How do you elevate something as pedestrian-sounding as turkey pot pie to the centerpiece of an epicurean feast? By adding truffles and finishing the dish with a sinfully rich foie gras gravy. The dish is a highlight of the $200-a-head eight-course omakase tasting menu this Thanksgiving at Mifune, the neo-washoku restaurant located in the heart of Midtown East. Dinner will be served from 5 p.m. to 10 p.m. without designated seating times. Mifune, 245 E. 44th Street, 212-986-2800.
UN Plaza Grill
When it comes to a kosher celebration of this most American of holidays, the UN Plaza Grill has it covered for in-restaurant and at-home dining. The main event of the 3-course $80 in-house menu is maple-glazed free range turkey, though pan-roasted Atlantic salmon or one of three grill selections — braised boneless short ribs, center-cut rib eye, or lamb chops — can be substituted. (The beef and lamb dishes carry a $35 to $40 surcharge.) A four-course “heat-and-eat” package for eight is built around a 12-to-16-pound roasted whole fresh turkey for $550, which is not bad when you consider that it works out to $68.75 a person.
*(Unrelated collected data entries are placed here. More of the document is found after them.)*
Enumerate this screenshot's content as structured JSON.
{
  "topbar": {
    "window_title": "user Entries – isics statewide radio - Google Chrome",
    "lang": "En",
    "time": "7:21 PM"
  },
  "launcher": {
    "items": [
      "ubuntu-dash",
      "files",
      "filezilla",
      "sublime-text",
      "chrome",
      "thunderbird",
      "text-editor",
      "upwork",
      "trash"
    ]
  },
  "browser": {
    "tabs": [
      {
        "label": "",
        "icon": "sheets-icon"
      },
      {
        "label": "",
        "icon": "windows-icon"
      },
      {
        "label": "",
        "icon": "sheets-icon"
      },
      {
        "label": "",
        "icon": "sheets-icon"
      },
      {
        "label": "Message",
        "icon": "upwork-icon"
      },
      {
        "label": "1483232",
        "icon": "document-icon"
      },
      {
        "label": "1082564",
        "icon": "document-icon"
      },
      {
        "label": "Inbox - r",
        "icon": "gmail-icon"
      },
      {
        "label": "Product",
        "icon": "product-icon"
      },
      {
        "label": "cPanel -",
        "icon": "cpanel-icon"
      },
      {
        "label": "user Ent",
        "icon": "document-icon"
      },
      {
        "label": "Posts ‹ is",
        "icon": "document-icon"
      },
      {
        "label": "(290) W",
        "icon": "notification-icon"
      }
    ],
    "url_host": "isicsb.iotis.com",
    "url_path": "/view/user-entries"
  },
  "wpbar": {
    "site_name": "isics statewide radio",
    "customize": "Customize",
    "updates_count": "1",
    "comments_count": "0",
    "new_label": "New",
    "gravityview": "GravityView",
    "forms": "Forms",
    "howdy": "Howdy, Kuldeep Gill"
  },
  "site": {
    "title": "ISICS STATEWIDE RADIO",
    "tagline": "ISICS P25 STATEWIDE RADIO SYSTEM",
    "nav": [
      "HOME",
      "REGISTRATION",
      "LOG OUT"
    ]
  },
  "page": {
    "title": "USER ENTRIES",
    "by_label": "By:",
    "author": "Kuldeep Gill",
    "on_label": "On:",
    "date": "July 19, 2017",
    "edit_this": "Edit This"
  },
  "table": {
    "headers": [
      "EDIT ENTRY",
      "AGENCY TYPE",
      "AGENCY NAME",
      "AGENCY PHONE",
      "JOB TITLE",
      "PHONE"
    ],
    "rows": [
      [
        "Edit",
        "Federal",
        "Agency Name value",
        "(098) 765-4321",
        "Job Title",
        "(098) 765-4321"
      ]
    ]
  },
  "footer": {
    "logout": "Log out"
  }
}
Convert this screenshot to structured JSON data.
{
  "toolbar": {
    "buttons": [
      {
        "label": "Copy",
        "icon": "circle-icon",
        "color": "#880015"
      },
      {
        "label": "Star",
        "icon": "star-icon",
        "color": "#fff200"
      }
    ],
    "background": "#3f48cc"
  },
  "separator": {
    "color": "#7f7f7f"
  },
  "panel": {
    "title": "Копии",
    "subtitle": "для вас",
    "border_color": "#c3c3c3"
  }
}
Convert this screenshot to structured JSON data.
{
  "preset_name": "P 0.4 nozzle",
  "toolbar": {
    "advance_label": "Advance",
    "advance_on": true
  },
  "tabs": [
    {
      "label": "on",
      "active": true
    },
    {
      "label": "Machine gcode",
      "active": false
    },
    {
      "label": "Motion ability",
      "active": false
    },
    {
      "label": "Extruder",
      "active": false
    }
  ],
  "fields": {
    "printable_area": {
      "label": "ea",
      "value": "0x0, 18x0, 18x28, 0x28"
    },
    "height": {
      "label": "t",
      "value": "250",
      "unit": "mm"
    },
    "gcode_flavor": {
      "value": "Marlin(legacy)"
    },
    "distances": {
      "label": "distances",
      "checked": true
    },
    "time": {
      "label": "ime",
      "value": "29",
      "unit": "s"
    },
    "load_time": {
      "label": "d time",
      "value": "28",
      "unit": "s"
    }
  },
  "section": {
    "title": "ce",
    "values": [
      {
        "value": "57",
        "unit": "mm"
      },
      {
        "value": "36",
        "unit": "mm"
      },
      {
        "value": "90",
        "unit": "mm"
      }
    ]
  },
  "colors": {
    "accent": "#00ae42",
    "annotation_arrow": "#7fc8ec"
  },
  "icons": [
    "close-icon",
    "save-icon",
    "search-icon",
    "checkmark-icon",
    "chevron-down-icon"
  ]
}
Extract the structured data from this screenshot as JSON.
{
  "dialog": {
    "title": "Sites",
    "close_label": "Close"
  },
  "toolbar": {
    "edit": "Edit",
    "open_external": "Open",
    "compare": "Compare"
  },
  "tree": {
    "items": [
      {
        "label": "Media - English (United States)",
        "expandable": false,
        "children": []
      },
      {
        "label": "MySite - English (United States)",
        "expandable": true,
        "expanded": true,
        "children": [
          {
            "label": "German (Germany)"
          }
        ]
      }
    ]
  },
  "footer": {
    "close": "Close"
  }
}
UN Plaza Grill, 845 Un Plaza (First Ave. at 47th St.), 212-223-1801.
If your family’s custom is to join hands for grace on Thanksgiving, you may find it difficult to carry out that tradition while seated in the “Ramen Focus Booths” at Ichiran. Then again, tonkotsu ramen may strike you as a peculiar main course on Turkey Day. On the other hand, if you’re game to throwing tradition to the wind, it may make for an experience you tell your grandchildren about. The restaurant serves up a pretty good broth — that distillate of slow-cooked pork bones and aromatics that is the foundation any ramen meal. If you’d like to flout tradition a little more, you can serve a ramen Thanksgiving dinner in your own home by ordering one of the kits available through the restaurant’s online store. Ichiran has three New York locations: 132 W. 31st Street; 152 W. 49th Street; 374 Johnson Avenue, Brooklyn.
NSA Noodle Bar
For something a little more communal but no less offbeat, consider Thanksgiving at the recently launched NSA Noodle Bar in Williamsburg. Imaginative pastas with Japanese overtones, including ramen, are the stock in trade. Plump pork gyoza flecked with scallion and served in a spicy peanut butter sauce make a perfect shared starter. American Wagyu-stuffed shells in a colorful harvest succotash of corn, edamame, and sweet potato capture the colors and flavors of the holiday as well as any turkey and trimmings. If you prefer, get your Thanksgiving dinner to go: The house is making main courses available in “party size,” which will serve up to four. NSA Noodle Bar, 135B North 5th Street, Brooklyn.